As we noted in that column, “the lasting legacy [of Yow] could be bringing the Wolfpack into the 21st century of college athletics.”
Yow was hired in the summer of 2010, replacing the fired Lee Fowler. The year before Yow arrived, NC State was 89th in the Learfield Directors’ Cup, which ranks the teams based on overall department-wide athletics success. That was in the bottom five of all Power Five programs.
There was also money issues. NC State had one of the lowest-revenue departments in the Power Five ranks.
Ten years later and it’s night-and-day different.
Off the field, Yow worked a significant apparel deal with Adidas and a lucrative new multimedia rights deal with Learfield Sports that were both much closer to market value than the previous arrangement.
But it was on the field where NC State was revitalized. Our No. 7 (rise of women’s hoops) and No. 5 (rise of non-revenues) stories of the decade could be attributed to the choices of Yow, who hired a slate of coaches at NC State that is, across the board, clearly the best that the university has seen since Willis Casey was running the department in the 1970s into the 80s.
The result is NC State went from a laughingstock in terms of athletic competitiveness to being one of the top 25 programs in the country in a span of 10 years. In 2019, NC State was No. 26 in the Learfield Directors’ Cup.

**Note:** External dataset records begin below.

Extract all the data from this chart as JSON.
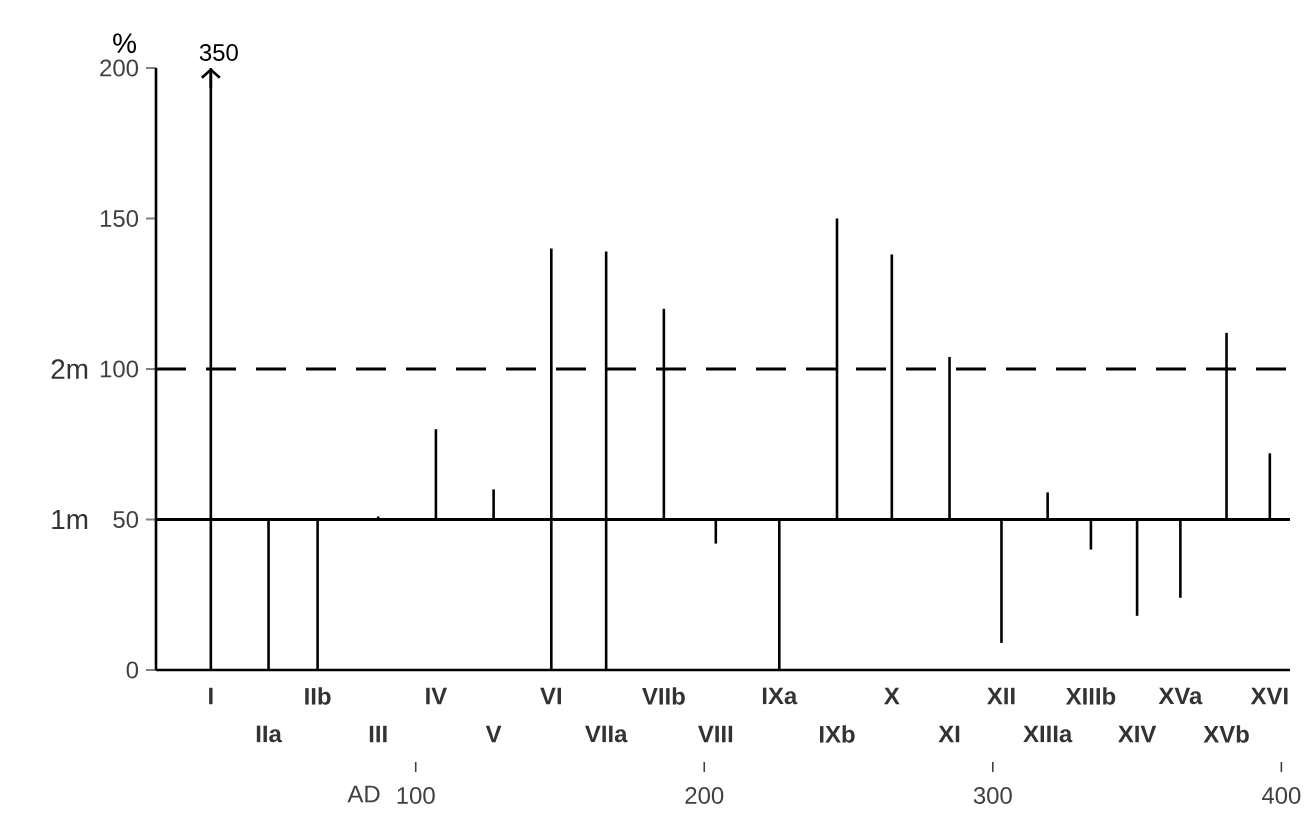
{
  "chart_data": {
    "type": "bar",
    "ylabel": "%",
    "xlabel": "AD",
    "x": [
      29,
      49,
      66,
      87,
      107,
      127,
      147,
      166,
      186,
      204,
      226,
      246,
      265,
      285,
      303,
      319,
      334,
      350,
      365,
      381,
      396
    ],
    "base": [
      0,
      50,
      50,
      50,
      50,
      50,
      0,
      0,
      50,
      50,
      50,
      50,
      50,
      50,
      50,
      50,
      50,
      50,
      50,
      50,
      50
    ],
    "values": [
      200,
      -50,
      -50,
      1,
      30,
      10,
      140,
      139,
      70,
      -8,
      -50,
      100,
      88,
      54,
      -41,
      9,
      -10,
      -32,
      -26,
      62,
      22
    ],
    "color": "#000000",
    "xlim": [
      10,
      403
    ],
    "xticks": [
      100,
      200,
      300,
      400
    ],
    "ylim": [
      0,
      200
    ],
    "yticks": [
      0,
      50,
      100,
      150,
      200
    ],
    "y2lim": [
      0,
      4
    ],
    "y2ticks": [
      {
        "value": 1,
        "label": "1m"
      },
      {
        "value": 2,
        "label": "2m"
      }
    ],
    "ref_lines": [
      {
        "axis": "y",
        "value": 50,
        "color": "#000000",
        "line_style": "solid"
      },
      {
        "axis": "y",
        "value": 100,
        "color": "#000000",
        "line_style": "dashed"
      }
    ],
    "annotations": [
      "350",
      "I",
      "IIa",
      "IIb",
      "III",
      "IV",
      "V",
      "VI",
      "VIIa",
      "VIIb",
      "VIII",
      "IXa",
      "IXb",
      "X",
      "XI",
      "XII",
      "XIIIa",
      "XIIIb",
      "XIV",
      "XVa",
      "XVb",
      "XVI"
    ]
  }
}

The year before, it finished a program-best 15th in the country and fourth in the ACC.
When Boo Corrigan was hired in January to replace Yow, he inherited a department that was in a far better place, more than words can probably described, than what Yow walked into at the beginning of the decade.
There may have been other stories more prominent nationally regarding NC State, but for Wolfpack nation the overdue overhaul of athletics orchestrated by Yow will be the lasting memory.